While parenting young children, you always hope you are doing a good job. In the daily up and downs, the temper tantrums, disagreements, firm talks, routines, school work, homework, play dates, chores, sports — it goes on and on!– you can often feel unsure about how it’s all going. Are you raising good kids? The time does fly, and you hope you are sharing your values with your kids as well as helping them grow up knowing how to survive on their own.
Now that our kids are pretty much grown, I stumble upon little signs now and then that make me feel quite proud of our parenting skills and hopeful, even, about the future. One such occasion happened recently.
On a Saturday afternoon, I was talking with our son, who we fondly call The Boy, even though he is fully grown and lives with his young family live not far from us. We were discussing our activities of the day. Mine had included a stop by the local Kiwanis’ Thrift Sale Shop to drop off a couple bags of some no-longer-needed items.
The Little Family, as we call them, had included a drop-off at the Kiwanis in their day as well. That made me feel quite pleased.
To me, it seems no big deal that we should have “excess stuff” in our house.

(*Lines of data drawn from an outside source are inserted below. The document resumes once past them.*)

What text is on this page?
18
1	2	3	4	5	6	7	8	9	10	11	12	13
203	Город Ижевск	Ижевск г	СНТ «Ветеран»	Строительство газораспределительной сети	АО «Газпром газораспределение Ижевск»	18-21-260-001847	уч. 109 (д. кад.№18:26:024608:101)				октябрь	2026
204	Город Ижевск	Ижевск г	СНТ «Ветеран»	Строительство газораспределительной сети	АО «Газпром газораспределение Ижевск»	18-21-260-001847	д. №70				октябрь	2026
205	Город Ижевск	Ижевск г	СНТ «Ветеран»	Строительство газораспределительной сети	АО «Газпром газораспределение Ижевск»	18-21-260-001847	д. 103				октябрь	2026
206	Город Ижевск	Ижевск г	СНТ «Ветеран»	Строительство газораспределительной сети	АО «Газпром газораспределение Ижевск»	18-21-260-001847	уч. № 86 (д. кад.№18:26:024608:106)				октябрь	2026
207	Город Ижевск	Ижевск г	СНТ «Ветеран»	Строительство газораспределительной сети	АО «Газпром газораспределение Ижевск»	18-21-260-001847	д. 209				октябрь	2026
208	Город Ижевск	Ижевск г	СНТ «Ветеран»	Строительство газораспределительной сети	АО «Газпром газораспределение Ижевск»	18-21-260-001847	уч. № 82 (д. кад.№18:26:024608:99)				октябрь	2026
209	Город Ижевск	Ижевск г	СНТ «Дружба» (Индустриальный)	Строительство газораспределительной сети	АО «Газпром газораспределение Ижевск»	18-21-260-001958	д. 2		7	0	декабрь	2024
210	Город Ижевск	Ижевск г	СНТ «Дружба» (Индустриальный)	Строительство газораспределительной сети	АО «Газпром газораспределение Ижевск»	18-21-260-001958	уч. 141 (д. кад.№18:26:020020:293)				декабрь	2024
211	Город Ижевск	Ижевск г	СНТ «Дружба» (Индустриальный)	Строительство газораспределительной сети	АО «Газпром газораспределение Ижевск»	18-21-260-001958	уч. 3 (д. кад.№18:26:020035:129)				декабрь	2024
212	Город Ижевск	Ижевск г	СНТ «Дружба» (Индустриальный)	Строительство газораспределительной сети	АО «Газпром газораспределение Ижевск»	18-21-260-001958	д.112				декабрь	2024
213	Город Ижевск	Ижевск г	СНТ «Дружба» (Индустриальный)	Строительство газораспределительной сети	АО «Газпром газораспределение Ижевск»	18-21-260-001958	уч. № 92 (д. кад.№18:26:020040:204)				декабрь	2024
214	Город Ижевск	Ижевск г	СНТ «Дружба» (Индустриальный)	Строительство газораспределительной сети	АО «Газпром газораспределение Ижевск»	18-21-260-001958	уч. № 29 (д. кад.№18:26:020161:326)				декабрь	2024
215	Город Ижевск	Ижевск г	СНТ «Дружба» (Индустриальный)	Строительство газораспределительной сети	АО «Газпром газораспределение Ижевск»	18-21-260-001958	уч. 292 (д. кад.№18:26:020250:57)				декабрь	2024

We’ve been around a lot longer and have absorbed the belongings of relatives and also have a tendency to accumulate stuff. Jim and I think it’s right and good to pass on clothes we don’t wear, household items we don’t use, books, CD’s, etc, that don’t fit into our lives anymore. The “Kiwanis Bag” is a long-standing tradition in our home; the bag waits patiently until brimming and then the next Saturday we make a run by the drop-off. To us, donating items shows a small bit of generosity in being able to give away (as opposed to selling) possessions as well as a sense of care of the earth in not throwing away still useful objects.
Apparently, the Little Family feels the same way. So I’m just saying: maybe we did something right.